The movie haunts in part because there is no resolution and in part because of the dream-like way in which Weir presents his story. At the end, two girls - a mixture of blossoming sexuality and innocence - are still trapped out there, somewhere. They will never be found. We are so used to leaving a movie theater with a sense of certainty about what befell all the characters that this sort of ambiguity is unsettling. This is one of those times when the absence of a catharsis makes the movie a more complete and compelling experience. Had we found out the fate of Miranda, Irma, Marion (Jane Vallis), and Miss McCraw, Picnic at Hanging Rock would have been just another police procedural.

For a movie with a PG rating, this one is overflowing with images of sensuality and/or repressed sexuality. Certainly, it conforms to, albeit in a tasteful way, the most common stereotypes about what goes on at all-girls schools. Countless porn movies have been made about the subject, but Weir takes a more restrained and erudite approach. Yet it's clear that not all the relationships between the girls are platonic, and the longing of the chaperones, especially Miss McGraw, is barely concealed. The two young men who spy on the girls as they wander around Hanging Rock adds an element of voyeurism. And when Miranda, Irma, and Marion remove their shoes and stockings to walk barefoot upon the rocks, it doesn't take a scholar to recognize the metaphor. (Lest someone rush out to rent the film expecting something racy, everything sexual in Picnic at Hanging Rock is arrived at by inference. There isn't an explicit moment to be found.)

For Picnic at Hanging Rock to work, the viewer must be drawn into the movie and experience it as one of the girls. Observing from arm's length is a route to boredom and frustration. Every choice Weir makes as a director is designed to envelop (although whether he succeeds or not is up to the individual). The cinematography is lush yet dream-like. The musical score is dissonant, hinting at something unsettling. And Hanging Rock is photographed like a living, supernatural thing. It is a character in the movie - an ominous one whose secrets remain its own.

The acting is effective, although there aren't any standout portrayals. The best known of the actors is Rachel Roberts, the veteran British thespian, who plays Mrs. Appleyard as the kind of buttoned-down, sexually ambiguous woman we would expect as a headmistress of a school of this sort in this time period. The actresses playing the three lost girls - Anne Lambert, Karen Robson, Jane Vallis - are credible. For many who appear in the movie, this is their only screen credit (or one of a small number of appearances), yet there are none of the forced, awkward performances one often associates with amateur acting.

Picnic at Hanging Rock is the film that put Peter Weir on the international map - sort of.
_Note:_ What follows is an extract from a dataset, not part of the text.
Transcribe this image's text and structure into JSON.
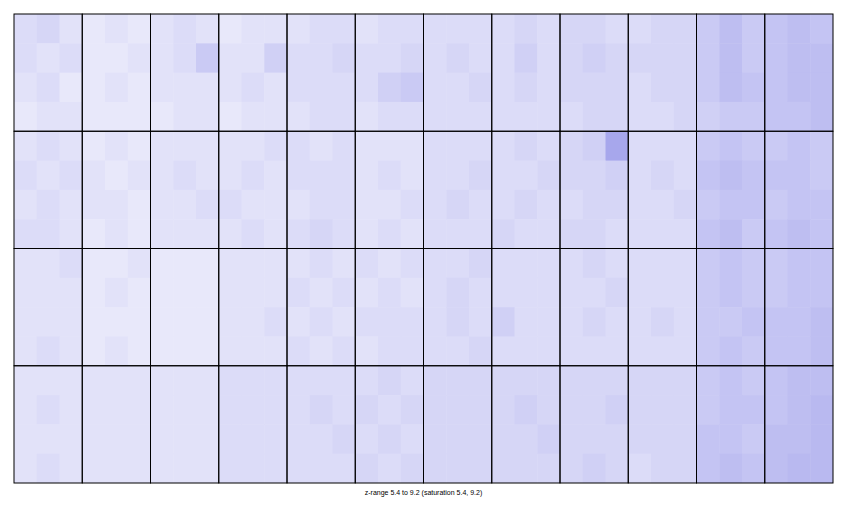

His third feature, it was the first to get significant distribution beyond Australia's shores. However, it didn't make its way to the United States until after The Last Wave achieved a degree of notice in 1977. Weir would go on to make Gallipoli and The Year of Living Dangerously before taking his cameras to America and filming Witness. The version of Picnic at Hanging Rock currently available on DVD is the director's cut. Weir removed eight minutes of footage from the theatrical release and inserted a couple of quick shots.

Picnic at Hanging Rock has its share of detractors, and I can understand their point-of-view. This is an art film, and one that depends strongly on mood. (L'Avventura, the Michelangelo Antonioni film that also features an unsolved disappearance, falls into the same category, and is occasionally compared to Picnic at Hanging Rock.) You either fall under its spell or you don't. Narratively, it's not strong, although it's unfair to claim that "nothing happens." Quite a bit happens, but little is resolved. Life is often like that. Many who fall under Picnic at Hanging Rock's hypnosis will leave the film unsettled but gratified at having seen it.